Quite enjoyable, though difficult to read one after the other.  They start to feel repetitive and overly familiar.  Best read in multiple sittings.

Monday, March 29, 2010

Last night, we went to see Mahealani Uchiyama with the Ka Ua Tuahine Polynesian Dance Company at Ashkenaz.

It was a really interesting show.  The music was a mix of Hawaiian/Polynesian/Jazz/Blues/World music and about 50% of the songs were accompanied by the dancers, who did these amazing, complicated dances.
Yesterday I finished Destroyer of Worlds by Larry Niven and Edward M. Lerner.

This is the third book in a series started with Fleet of Worlds and continuing with Juggler of Worlds, novels set in Niven's Known Space universe. 
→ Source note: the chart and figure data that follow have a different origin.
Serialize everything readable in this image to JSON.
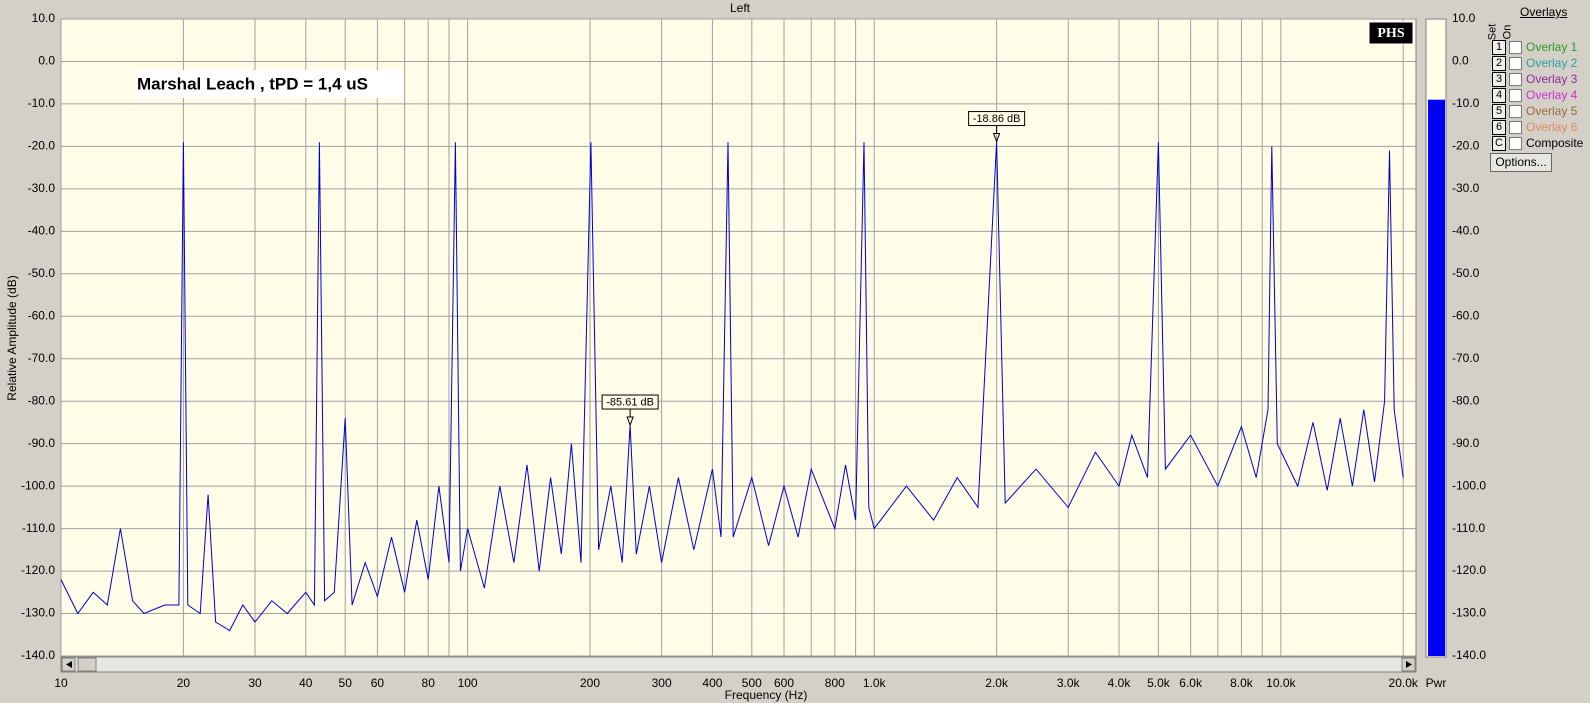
{
  "chart_data": {
    "type": "line",
    "title": "Left",
    "x_label": "Frequency (Hz)",
    "y_label": "Relative Amplitude (dB)",
    "annotation": "Marshal Leach , tPD = 1,4 uS",
    "logo": "PHS",
    "color": "#0000cc",
    "log_x": true,
    "grid": true,
    "xlim": [
      10,
      21500
    ],
    "ylim": [
      -140,
      10
    ],
    "x": [
      10,
      11,
      12,
      13,
      14,
      15,
      16,
      18,
      19.5,
      20,
      20.5,
      22,
      23,
      24,
      26,
      28,
      30,
      33,
      36,
      40,
      42,
      43.2,
      44.5,
      47,
      50,
      52,
      56,
      60,
      65,
      70,
      75,
      80,
      85,
      90,
      93.3,
      96,
      100,
      110,
      120,
      130,
      140,
      150,
      160,
      170,
      180,
      190,
      201,
      210,
      225,
      240,
      251,
      260,
      280,
      300,
      330,
      360,
      400,
      420,
      437,
      450,
      500,
      550,
      600,
      650,
      700,
      800,
      850,
      900,
      944,
      970,
      1000,
      1200,
      1400,
      1600,
      1800,
      2000,
      2100,
      2500,
      3000,
      3500,
      4000,
      4300,
      4700,
      5000,
      5200,
      6000,
      7000,
      8000,
      8700,
      9300,
      9500,
      9800,
      11000,
      12000,
      13000,
      14000,
      15000,
      16000,
      17000,
      18000,
      18500,
      19000,
      20000
    ],
    "values": [
      -122,
      -130,
      -125,
      -128,
      -110,
      -127,
      -130,
      -128,
      -128,
      -19,
      -128,
      -130,
      -102,
      -132,
      -134,
      -128,
      -132,
      -127,
      -130,
      -125,
      -128,
      -19,
      -127,
      -125,
      -84,
      -128,
      -118,
      -126,
      -112,
      -125,
      -108,
      -122,
      -100,
      -118,
      -19,
      -120,
      -110,
      -124,
      -100,
      -118,
      -95,
      -120,
      -98,
      -116,
      -90,
      -118,
      -19,
      -115,
      -100,
      -118,
      -85.61,
      -116,
      -100,
      -118,
      -98,
      -115,
      -96,
      -112,
      -19,
      -112,
      -98,
      -114,
      -100,
      -112,
      -96,
      -110,
      -95,
      -108,
      -19,
      -105,
      -110,
      -100,
      -108,
      -98,
      -105,
      -18.86,
      -104,
      -96,
      -105,
      -92,
      -100,
      -88,
      -98,
      -19,
      -96,
      -88,
      -100,
      -86,
      -98,
      -82,
      -20,
      -90,
      -100,
      -85,
      -101,
      -84,
      -100,
      -82,
      -99,
      -80,
      -21,
      -82,
      -98
    ],
    "annotations": [
      {
        "label": "-85.61 dB",
        "x": 251,
        "value": -85.61
      },
      {
        "label": "-18.86 dB",
        "x": 2000,
        "value": -18.86
      }
    ],
    "yticks": [
      {
        "value": 10,
        "label": "10.0"
      },
      {
        "value": 0,
        "label": "0.0"
      },
      {
        "value": -10,
        "label": "-10.0"
      },
      {
        "value": -20,
        "label": "-20.0"
      },
      {
        "value": -30,
        "label": "-30.0"
      },
      {
        "value": -40,
        "label": "-40.0"
      },
      {
        "value": -50,
        "label": "-50.0"
      },
      {
        "value": -60,
        "label": "-60.0"
      },
      {
        "value": -70,
        "label": "-70.0"
      },
      {
        "value": -80,
        "label": "-80.0"
      },
      {
        "value": -90,
        "label": "-90.0"
      },
      {
        "value": -100,
        "label": "-100.0"
      },
      {
        "value": -110,
        "label": "-110.0"
      },
      {
        "value": -120,
        "label": "-120.0"
      },
      {
        "value": -130,
        "label": "-130.0"
      },
      {
        "value": -140,
        "label": "-140.0"
      }
    ],
    "xticks": [
      10,
      20,
      30,
      40,
      50,
      60,
      80,
      100,
      200,
      300,
      400,
      500,
      600,
      800,
      {
        "value": 1000,
        "label": "1.0k"
      },
      {
        "value": 2000,
        "label": "2.0k"
      },
      {
        "value": 3000,
        "label": "3.0k"
      },
      {
        "value": 4000,
        "label": "4.0k"
      },
      {
        "value": 5000,
        "label": "5.0k"
      },
      {
        "value": 6000,
        "label": "6.0k"
      },
      {
        "value": 8000,
        "label": "8.0k"
      },
      {
        "value": 10000,
        "label": "10.0k"
      },
      {
        "value": 20000,
        "label": "20.0k"
      }
    ],
    "xminor_ticks": [
      70,
      90,
      700,
      900,
      7000,
      9000
    ],
    "meter": {
      "label": "Pwr",
      "value": -9,
      "color": "#0000ff"
    }
  },
  "overlays": {
    "title": "Overlays",
    "set_label": "Set",
    "on_label": "On",
    "items": [
      {
        "key": "1",
        "name": "Overlay 1",
        "color": "#2a9a2a"
      },
      {
        "key": "2",
        "name": "Overlay 2",
        "color": "#2aa0a0"
      },
      {
        "key": "3",
        "name": "Overlay 3",
        "color": "#8a2a9a"
      },
      {
        "key": "4",
        "name": "Overlay 4",
        "color": "#d030d0"
      },
      {
        "key": "5",
        "name": "Overlay 5",
        "color": "#9a6a3a"
      },
      {
        "key": "6",
        "name": "Overlay 6",
        "color": "#e08a60"
      },
      {
        "key": "C",
        "name": "Composite",
        "color": "#000000"
      }
    ],
    "button": "Options..."
  }
}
I enjoyed the first two books in the series, but had problems with both.  The first one wasn't as engaging as it could have been, and messed with previous Known Space events in a bad way, and the second book continued that trend much too much.

Luckily, it feels like Lerner and Niven are finally hitting their stride with this series.  First, it has only minimal references to previous stories/characters.  Second, when it does mention them, it doesn't undermine them, or change them.  Instead it just uses them as a base for new ideas.  Third, the story itself is much more compelling than the previous two. 

I really enjoyed this book, and want to see where the story goes from here.